Vous est-il arrivé de retirer des noms de la base de données ?
Il arrive parfois que des survivants viennent se signaler et nous annoncer qu’ils ont survécu à la Shoah. Dans ce cas, nous retirons leurs noms de la base de données. Mais ce genre de cas reste, hélas, très, très, minime. Parfois, nous découvrons aussi qu’un enfant a survécu. Il faut savoir que nombre d’enfants ont traversé la guerre, cachés sous une fausse identité, et sont restés par la suite dans le giron catholique - en particulier en Pologne. Dans ce cas, nous ne pourrons jamais savoir qu’ils ont survécu sauf s’ils se manifestent. Parfois, aussi, un couple a pu être séparé par la Shoah. A la fin de la guerre, l’un des deux a pu partir à l’autre bout du monde, a refait sa vie, persuadé que le conjoint n’est pas revenu, jusqu’à ce que l’un ou l’autre, ou leurs descendants, entreprennent des recherches. Mais ces cas de retrouvailles ou ces déclarations de vie sont malheureusement assez rares.
Est-il également question de recenser les Juifs survivants ?
Oui, absolument. Dans le courant de l’année 2020, la base de données comprendra aussi les rescapés juifs. Elle gardera son nom, « la Base de données centrale des noms des victimes de la Shoah », car même si un individu a survécu, il reste une victime de la Shoah. A la fin de la guerre, on parlait de 600 000 rescapés juifs, voire plus, dans toute l’Europe.
La base de données permet aussi de rechercher les Juifs dont on ne sait pas ce qu’ils sont devenus – deux millions de noms de victimes dont le sort est inconnu sont présentées comme tels dans la base – et aussi ceux morts en tant que militaires. Selon l’historiographie de la Seconde Guerre mondiale, quelque 200 000 Juifs seraient morts dans les rangs de la seule Armée Rouge, dont 80 000 au moins en captivité.
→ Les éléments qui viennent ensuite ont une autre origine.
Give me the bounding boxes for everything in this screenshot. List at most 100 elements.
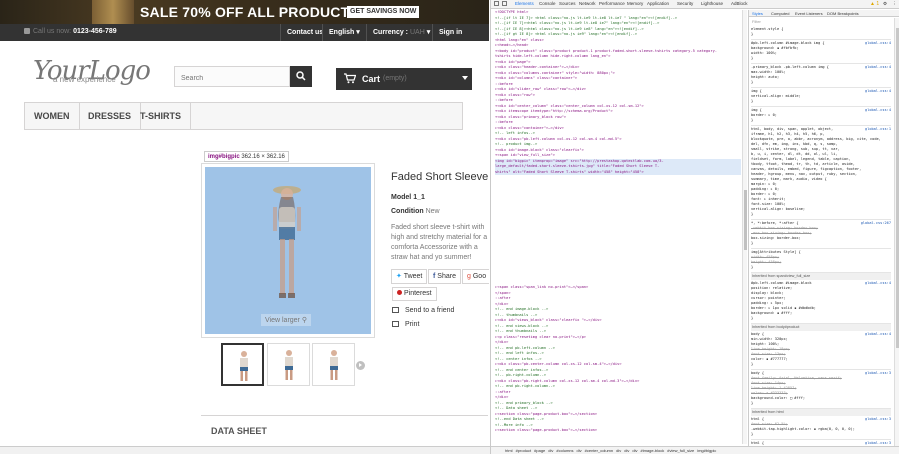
style-source-link[interactable]: global.css:3 — [865, 371, 891, 376]
print-link[interactable]: Print — [392, 321, 419, 328]
search-input[interactable] — [175, 69, 289, 88]
breadcrumb-item[interactable]: #product — [516, 448, 532, 453]
style-declaration[interactable]: } — [751, 401, 891, 406]
more-menu-icon[interactable]: ⋮ — [892, 1, 897, 7]
styles-filter-input[interactable]: Filter — [752, 19, 761, 24]
style-rule[interactable]: #pb-left-column #image-block img {global… — [751, 40, 891, 64]
pinterest-button[interactable]: Pinterest — [392, 287, 437, 301]
breadcrumb-item[interactable]: div — [577, 448, 582, 453]
tab-memory[interactable]: Memory — [627, 1, 643, 6]
tab-console[interactable]: Console — [539, 1, 556, 6]
thumbnail-1[interactable] — [221, 343, 264, 386]
style-source-link[interactable]: global.css:4 — [865, 332, 891, 337]
dom-scroll-thumb[interactable] — [744, 190, 747, 250]
style-rule[interactable]: img[Attributes Style] { width: 458px; he… — [751, 249, 891, 273]
style-source-link[interactable]: global.css:1 — [865, 127, 891, 132]
tab-application[interactable]: Application — [647, 1, 669, 6]
breadcrumb-item[interactable]: div — [548, 448, 553, 453]
breadcrumb-item[interactable]: div — [624, 448, 629, 453]
tab-dom-breakpoints[interactable]: DOM Breakpoints — [827, 10, 859, 17]
menu-item-women[interactable]: WOMEN — [25, 103, 80, 129]
style-declaration[interactable]: } — [751, 241, 891, 246]
thumbnail-2[interactable] — [267, 343, 310, 386]
style-declaration[interactable]: } — [751, 212, 891, 217]
style-rule[interactable]: body {global.css:3 font-family: Arial, H… — [751, 370, 891, 409]
style-rule[interactable]: #pb-left-column #image-block global.css:4… — [751, 280, 891, 324]
style-declaration[interactable]: } — [751, 56, 891, 61]
thumbnail-3[interactable] — [312, 343, 355, 386]
styles-scrollbar[interactable] — [894, 18, 899, 446]
view-larger-link[interactable]: View larger ⚲ — [261, 314, 311, 326]
share-button[interactable]: f Share — [428, 269, 461, 284]
thumbnail-next-icon[interactable] — [356, 361, 365, 370]
dom-scrollbar[interactable] — [742, 10, 747, 444]
language-selector[interactable]: English ▾ — [322, 24, 366, 41]
style-rule[interactable]: element.style {} — [751, 26, 891, 40]
style-source-link[interactable]: global.css:4 — [865, 89, 891, 94]
dom-tree[interactable]: <!DOCTYPE html> <!--[if lt IE 7]> <html c… — [495, 10, 741, 444]
style-source-link[interactable]: global.css:4 — [865, 108, 891, 113]
breadcrumb-item[interactable]: div — [616, 448, 621, 453]
search-field[interactable] — [174, 66, 290, 88]
tab-adblock[interactable]: AdBlock — [731, 1, 748, 6]
breadcrumb-item[interactable]: #center_column — [585, 448, 613, 453]
tab-elements[interactable]: Elements — [515, 1, 534, 6]
send-to-friend-link[interactable]: Send to a friend — [392, 307, 454, 314]
tab-performance[interactable]: Performance — [599, 1, 625, 6]
style-text: b, u, i, center, dl, dt, dd, ol, ul, li, — [751, 152, 838, 156]
tab-security[interactable]: Security — [677, 1, 693, 6]
warning-badge[interactable]: ▲ 1 — [870, 1, 879, 7]
promo-banner[interactable]: SALE 70% OFF ALL PRODUCTS GET SAVINGS NO… — [0, 0, 489, 24]
style-declaration[interactable]: } — [751, 32, 891, 37]
style-rule[interactable]: html {global.css:3 font-size: 62.5%; -we… — [751, 416, 891, 440]
style-rule[interactable]: .primary_block .pb-left-column img {glob… — [751, 64, 891, 88]
tab-sources[interactable]: Sources — [559, 1, 576, 6]
style-declaration[interactable]: } — [751, 118, 891, 123]
style-rule[interactable]: body {global.css:4 min-width: 320px; hei… — [751, 331, 891, 370]
product-image-highlight[interactable]: View larger ⚲ — [205, 167, 371, 334]
google-plus-button[interactable]: g Goo — [462, 269, 489, 284]
breadcrumb-item[interactable]: #image-block — [640, 448, 664, 453]
search-icon — [296, 71, 306, 81]
style-declaration[interactable]: } — [751, 265, 891, 270]
breadcrumb-item[interactable]: #page — [534, 448, 545, 453]
style-text: img[Attributes Style] { — [751, 250, 801, 254]
style-rule[interactable]: img {global.css:4 border: ▸ 0;} — [751, 107, 891, 126]
tab-event-listeners[interactable]: Event Listeners — [795, 10, 823, 17]
settings-gear-icon[interactable]: ⚙ — [883, 1, 887, 7]
style-rule[interactable]: img {global.css:4 vertical-align: middle… — [751, 88, 891, 107]
tab-computed[interactable]: Computed — [771, 10, 789, 17]
style-source-link[interactable]: global.css:4 — [865, 281, 891, 286]
dom-node-line[interactable]: ▸<section class="page-product-box">…</se… — [495, 428, 741, 434]
search-button[interactable] — [290, 66, 312, 87]
breadcrumb-item[interactable]: div — [632, 448, 637, 453]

Et nous ne savons pas avec précision ce qui est arrivé à beaucoup des 120 000 autres. Donc pour nous, tous ceux morts en uniforme, que ce soit en captivité ou au combat, figurent sur nos listes dans une catégorie à part.
Notre Base de données centrale des noms des victimes de la Shoah permet donc de faire des recherches sur les Juifs assassinés pendant la Shoah, ceux dont le sort est encore inconnu, ceux morts au combat, et d’ici peu, sur ceux qui ont survécu.